In a “no money down” bankruptcy, a debtor’s counsel cannot advance the filing fee plus the costs for credit counseling and a credit report while expecting to recover those expenses through a chapter 13 plan on top of a “no look” fee, at least in the Western District of Louisiana.
Previously, a standing order in the W.D. La. did not prohibit counsel from advancing the filing fee and other pre-petition costs. However, the standing order expressly said that any advances must be included in the no-look fee.
In January 2017, the district adopted a new standing order that altered the amount of no-look fees. However, it was silent about expenses, raising the question of whether debtors’ counsel could recover expenses in addition to no-look fees.
In light of the ambiguity, a debtor’s counsel submitted a chapter 13 plan where the filing fee and expenses for counseling and a credit report would be repaid to the lawyer from the debtors’ post-petition income. The chapter 13 trustee objected to the plan, prompting Chief Bankruptcy Judge John W. Kolwe of Alexandria, La., to rule in a test case that the no-look fee is inclusive of all expenses. He also held that the filing fee and the expenses were not expenses of administration under Sections 503(b)(1)(A) or (b)(2) or 330(a).
On appeal, District Judge James T. Trimble, Jr. of Alexandria, La., upheld Judge Kolwe on April 12, saying that Judge Kolwe’s “well-reasoned decision” is “just that — well reasoned.” Indeed, Judge Trimble’s opinion largely paraphrases Judge Kolwe, mostly suggesting without saying explicitly that he concurs. To read Judge Kolwe’s opinion, click here.
Contending that advances for the filing fee and expenses are reimbursable under a plan, the debtor’s counsel relied in part on Section 330(a)(4)(B). In chapter 12 and 13 cases for an individual, the subsection allows “reasonable compensation to the debtor’s attorney for representing the interests of the debtor in connection with the bankruptcy case based on a consideration of the benefit and necessity of such services to the debtor . . . .”
Judge Trimble said that Section 330(a)(4)(B) shows how Congress “plainly intended” to permit compensation from the estate for services that benefit the debtor even though there is no direct benefit for the estate. He noted that the subsection refers to compensation but is silent with regard to expense reimbursement.
Judge Kolwe said that no section of the Code expressly authorizes an award of pre-petition expenses to debtor’s counsel. However, he cited some courts that have permitted recovery of expenses under Section 330(a)(4)(B).

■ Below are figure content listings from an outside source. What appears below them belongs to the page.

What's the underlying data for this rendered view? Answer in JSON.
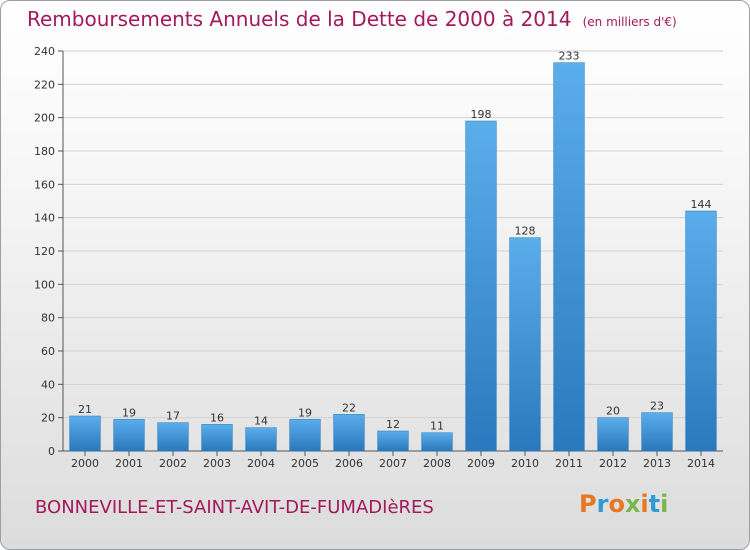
{
  "chart_data": {
    "type": "bar",
    "title": "Remboursements Annuels de la Dette de 2000 à 2014",
    "subtitle": "(en milliers d'€)",
    "xlabel": "",
    "ylabel": "",
    "categories": [
      "2000",
      "2001",
      "2002",
      "2003",
      "2004",
      "2005",
      "2006",
      "2007",
      "2008",
      "2009",
      "2010",
      "2011",
      "2012",
      "2013",
      "2014"
    ],
    "values": [
      21,
      19,
      17,
      16,
      14,
      19,
      22,
      12,
      11,
      198,
      128,
      233,
      20,
      23,
      144
    ],
    "ylim": [
      0,
      240
    ],
    "yticks": [
      0,
      20,
      40,
      60,
      80,
      100,
      120,
      140,
      160,
      180,
      200,
      220,
      240
    ],
    "grid": true,
    "bar_color": "#3d8fd6",
    "title_color": "#a3195b"
  },
  "footer": {
    "commune": "BONNEVILLE-ET-SAINT-AVIT-DE-FUMADIèRES",
    "logo_text": "Proxiti",
    "logo_colors": [
      "#e87722",
      "#2f9ad8",
      "#e87722",
      "#7ab648",
      "#e87722",
      "#2f9ad8",
      "#7ab648"
    ]
  }
}
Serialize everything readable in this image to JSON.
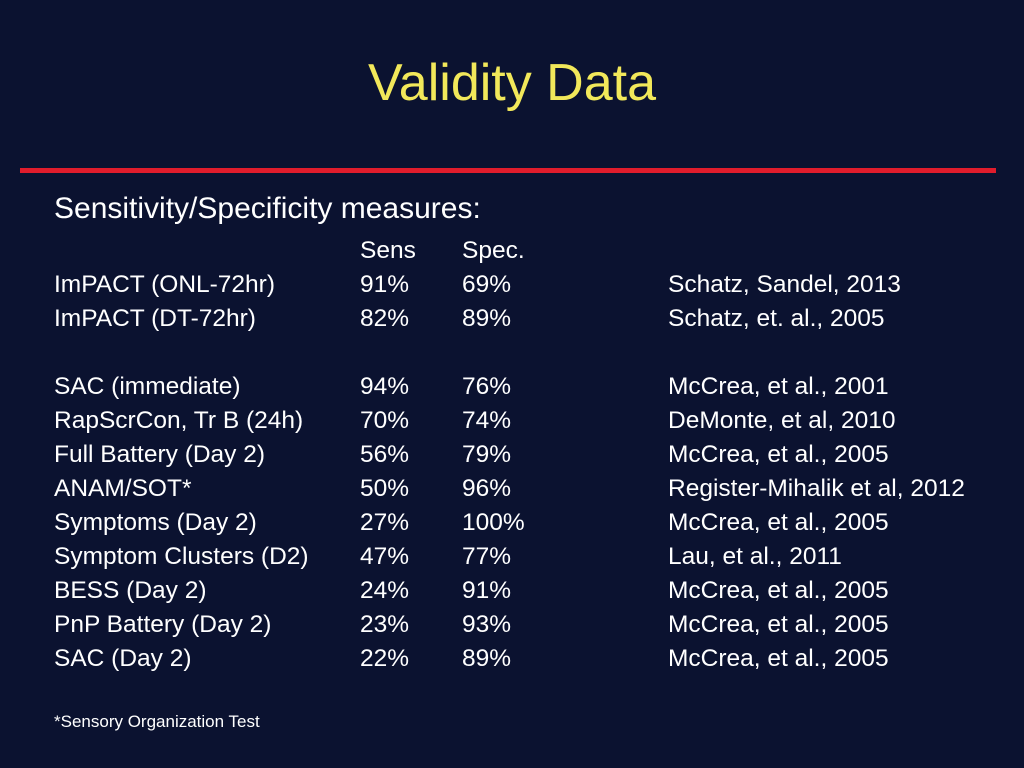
{
  "slide": {
    "title": "Validity Data",
    "subtitle": "Sensitivity/Specificity measures:",
    "accent_color": "#e01c2c",
    "title_color": "#f2e85a",
    "background_color": "#0b1230"
  },
  "table": {
    "headers": {
      "name": "",
      "sens": "Sens",
      "spec": "Spec.",
      "ref": ""
    },
    "group1": [
      {
        "name": "ImPACT (ONL-72hr)",
        "sens": "91%",
        "spec": "69%",
        "ref": "Schatz, Sandel, 2013"
      },
      {
        "name": "ImPACT (DT-72hr)",
        "sens": "82%",
        "spec": "89%",
        "ref": "Schatz, et. al., 2005"
      }
    ],
    "group2": [
      {
        "name": "SAC (immediate)",
        "sens": "94%",
        "spec": "76%",
        "ref": "McCrea, et al., 2001"
      },
      {
        "name": "RapScrCon, Tr B (24h)",
        "sens": "70%",
        "spec": "74%",
        "ref": "DeMonte, et al, 2010"
      },
      {
        "name": "Full Battery (Day 2)",
        "sens": "56%",
        "spec": "79%",
        "ref": "McCrea, et al., 2005"
      },
      {
        "name": "ANAM/SOT*",
        "sens": "50%",
        "spec": "96%",
        "ref": "Register-Mihalik et al, 2012"
      },
      {
        "name": "Symptoms (Day 2)",
        "sens": "27%",
        "spec": "100%",
        "ref": "McCrea, et al., 2005"
      },
      {
        "name": "Symptom Clusters (D2)",
        "sens": "47%",
        "spec": "77%",
        "ref": "Lau, et al., 2011"
      },
      {
        "name": "BESS (Day 2)",
        "sens": "24%",
        "spec": "91%",
        "ref": "McCrea, et al., 2005"
      },
      {
        "name": "PnP Battery (Day 2)",
        "sens": "23%",
        "spec": "93%",
        "ref": "McCrea, et al., 2005"
      },
      {
        "name": "SAC (Day 2)",
        "sens": "22%",
        "spec": "89%",
        "ref": "McCrea, et al., 2005"
      }
    ]
  },
  "footnote": "*Sensory Organization Test"
}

According to Judge Trimble, Judge Kolwe departed from those cases and said that the no-look fee “is intended to be inclusive of all expenses and any amount over the no-look fee requires a formal fee application.”
With regard to the filing fee, Bankruptcy Rule 1006(b) gives the court discretion to allow payment in installments after filing. Allowing counsel to recover the filing fee under a plan would “eviscerate” the rule by taking away the court’s discretion to permit payment in installments, Judge Trimble said, paraphrasing Judge Kolwe.
Judge Trimble therefore held that the filing fee and expenses are not administrative expenses and are therefore not reimbursable to debtor’s counsel. Evidently, the decision means that chapter 13 cases can no longer be entirely no-money-down. Presumably, though, a debtor can still pay the filing fee in installments, but debtor’s counsel must either “eat” the expenses or have the debtors pay those costs out of their own pockets. Otherwise, debtor’s counsel only has an unsecured claim for the expenses.